In This Presentation, We Will See

Synopsis

The hash functions (or “hashes”) used in Storage Management are typically “off the shelf” hashes that were not designed for the purpose at hand. As a result, storage management applications are less efficient and less effective than they could be, would they use hashes tailored to their purpose.

In this presentation, we will see

What the properties of customary hashes are.
How the storage management objectives differ from the intent of these popular hashes.
How specialized hashes would increase efficiency and effectiveness of storage management systems. (Ask me about the mathematical blunder that will eventually lead a disastrous “Y2K” of some storage management systems.)

 Below, you will find a few samples of slides of my presentation and paragraphs of my proposal.

Hash functions (or “hashes”) are widely used in computer applications to optimize various computing resources. A hash function of a bit-stream (array of bits) acts as a digital fingerprint of this bit-stream, intended to characterize the latter with a small number of bits.
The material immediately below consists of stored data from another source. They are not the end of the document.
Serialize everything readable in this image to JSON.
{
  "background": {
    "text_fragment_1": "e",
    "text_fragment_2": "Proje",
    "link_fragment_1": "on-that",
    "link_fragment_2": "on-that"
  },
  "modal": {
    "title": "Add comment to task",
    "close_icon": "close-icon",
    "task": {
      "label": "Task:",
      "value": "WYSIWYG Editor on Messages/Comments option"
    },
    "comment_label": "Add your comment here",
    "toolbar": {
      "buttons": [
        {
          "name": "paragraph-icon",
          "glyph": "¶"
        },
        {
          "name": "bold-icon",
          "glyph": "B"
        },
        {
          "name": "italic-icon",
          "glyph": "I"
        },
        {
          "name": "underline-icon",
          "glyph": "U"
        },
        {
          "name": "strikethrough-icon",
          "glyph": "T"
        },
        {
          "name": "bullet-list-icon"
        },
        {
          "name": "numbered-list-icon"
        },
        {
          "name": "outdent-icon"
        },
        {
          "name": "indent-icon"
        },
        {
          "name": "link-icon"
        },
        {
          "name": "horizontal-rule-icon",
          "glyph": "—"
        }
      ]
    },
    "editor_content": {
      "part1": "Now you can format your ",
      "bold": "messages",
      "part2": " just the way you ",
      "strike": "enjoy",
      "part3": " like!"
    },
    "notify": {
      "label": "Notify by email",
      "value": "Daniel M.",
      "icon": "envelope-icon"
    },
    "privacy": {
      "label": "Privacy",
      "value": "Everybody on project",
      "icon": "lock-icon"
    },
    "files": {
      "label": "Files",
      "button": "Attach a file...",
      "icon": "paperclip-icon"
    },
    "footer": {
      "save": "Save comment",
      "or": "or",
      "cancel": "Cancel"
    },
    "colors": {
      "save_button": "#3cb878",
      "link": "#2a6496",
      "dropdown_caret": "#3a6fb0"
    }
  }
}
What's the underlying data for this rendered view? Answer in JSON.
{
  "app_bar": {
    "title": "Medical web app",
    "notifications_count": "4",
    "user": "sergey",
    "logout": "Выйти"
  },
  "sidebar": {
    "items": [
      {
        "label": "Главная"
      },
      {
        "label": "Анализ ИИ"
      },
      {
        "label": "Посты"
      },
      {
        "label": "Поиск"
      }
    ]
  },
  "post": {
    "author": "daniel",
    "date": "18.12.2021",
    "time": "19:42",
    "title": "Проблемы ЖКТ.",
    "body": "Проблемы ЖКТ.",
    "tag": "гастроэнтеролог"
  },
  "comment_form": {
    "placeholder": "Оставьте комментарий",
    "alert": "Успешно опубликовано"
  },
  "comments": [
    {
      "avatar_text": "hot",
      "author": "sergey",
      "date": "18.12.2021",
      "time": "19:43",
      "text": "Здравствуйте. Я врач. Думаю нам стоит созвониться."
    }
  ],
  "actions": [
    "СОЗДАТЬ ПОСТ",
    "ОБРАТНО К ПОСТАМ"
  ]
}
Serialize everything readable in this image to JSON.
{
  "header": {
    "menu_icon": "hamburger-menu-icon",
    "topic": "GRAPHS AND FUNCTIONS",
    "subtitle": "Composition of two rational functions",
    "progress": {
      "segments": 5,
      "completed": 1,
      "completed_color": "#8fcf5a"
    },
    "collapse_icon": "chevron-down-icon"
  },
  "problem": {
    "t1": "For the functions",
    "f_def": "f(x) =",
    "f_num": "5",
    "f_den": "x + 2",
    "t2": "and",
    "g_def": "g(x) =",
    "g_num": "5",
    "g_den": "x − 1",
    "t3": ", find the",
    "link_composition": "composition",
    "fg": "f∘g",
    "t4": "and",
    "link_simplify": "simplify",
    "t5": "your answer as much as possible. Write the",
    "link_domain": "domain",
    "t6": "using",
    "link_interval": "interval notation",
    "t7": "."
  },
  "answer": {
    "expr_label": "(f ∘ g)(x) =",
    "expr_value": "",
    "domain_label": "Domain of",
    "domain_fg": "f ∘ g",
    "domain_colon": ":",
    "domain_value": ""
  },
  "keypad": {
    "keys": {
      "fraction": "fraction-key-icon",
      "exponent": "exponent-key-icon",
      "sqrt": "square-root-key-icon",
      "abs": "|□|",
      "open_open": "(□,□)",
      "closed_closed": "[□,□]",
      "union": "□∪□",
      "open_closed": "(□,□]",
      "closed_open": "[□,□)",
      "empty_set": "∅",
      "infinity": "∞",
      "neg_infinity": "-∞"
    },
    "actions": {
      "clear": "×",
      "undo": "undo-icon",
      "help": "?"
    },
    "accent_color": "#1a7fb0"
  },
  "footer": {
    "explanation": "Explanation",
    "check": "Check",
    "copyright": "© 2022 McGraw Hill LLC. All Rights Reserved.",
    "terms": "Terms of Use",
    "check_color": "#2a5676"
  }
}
Different hashes have been designed for different purposes and situations (types of data, implementation environment, etc.). Often, industrial applications use hashes that were not intended for the situation at hand. Consequentially, the resulting product is less effective and efficient as it could have been, if the hashes had been chosen—or created—for the intended purpose.

Hashes are used in many situations arising in storage and data management. In order for these hash representations to be suitable, it is important that the likelihood of two different data streams hashing to the same value (called collision probability) is negligible. The collision probability of a hash measures how effectively the hash differentiates the bit-streams.

Often programs will use popular hashes such as check sums, CRC, MD5, and SHA for the sole purpose of differentiating files or portions of files. Check sum and CRC hashes originated to answer to the problem of data reliability, whereas MD5 and SHA hashes are aimed at data security/privacy (cryptography). These hashes effectively fulfill their purpose, but in many storage settings, using these is akin to using a crane to pick up a needle.

“It took 300,000 years for the human race to accumulate 12 exabytes of information. That's 12 billion gigabytes. With the digital age and numerous software applications, e-business and other enterprise technology trends such as ERP, CRM, and data warehousing are doubling the amount of corporate data every 6 months. Businesses are looking for technologies to help them manage and store the information flowing in and out of their computer systems at an alarming rate, 12 times the data stored in 1998.Data Storage systems have always been a critical part of any business IT infrastructure, whether it is a server's own direct access storage hard disks, or shared network storage.” (

While storage needs are increasing exponentially, storage technology improvements are saturating, reaching the theoretically achievable storage densities. Hence the need for new solutions, many offered by the numerous emerging storage management companies.

Three (important) aspects of storage/data management are:

Reliability (backing up files)
Efficiency (reducing storage space)
Effective retrieval of desired information (data mining/warehousing)

We will give four examples of techniques that are used to achieve the goals of storage/data management, namely:

Mirroring/Synchronization, which indicates the (automatic) copying of files to a secondary location
Duplicate detection, which denotes finding, or “catching on-the-fly” duplicate files in view of avoiding redundant backups, or consolidating stored data so as to reduce storage requirements
Compressed Representation, which designates the technique of representing files of the file system efficiently. For example, by identifying common bit-streams contained in the files of the file system, so as to guide compression schemes or reduced storage representations of the files of the file system. These alternate representations may also be designed so as to facilitate data mining/warehousing.
Indexing denotes the casting of contents to a data structure (an index) which allows for efficient lookup.

All four of these techniques employ hash functions as an important, if not crucial, element of their implementation.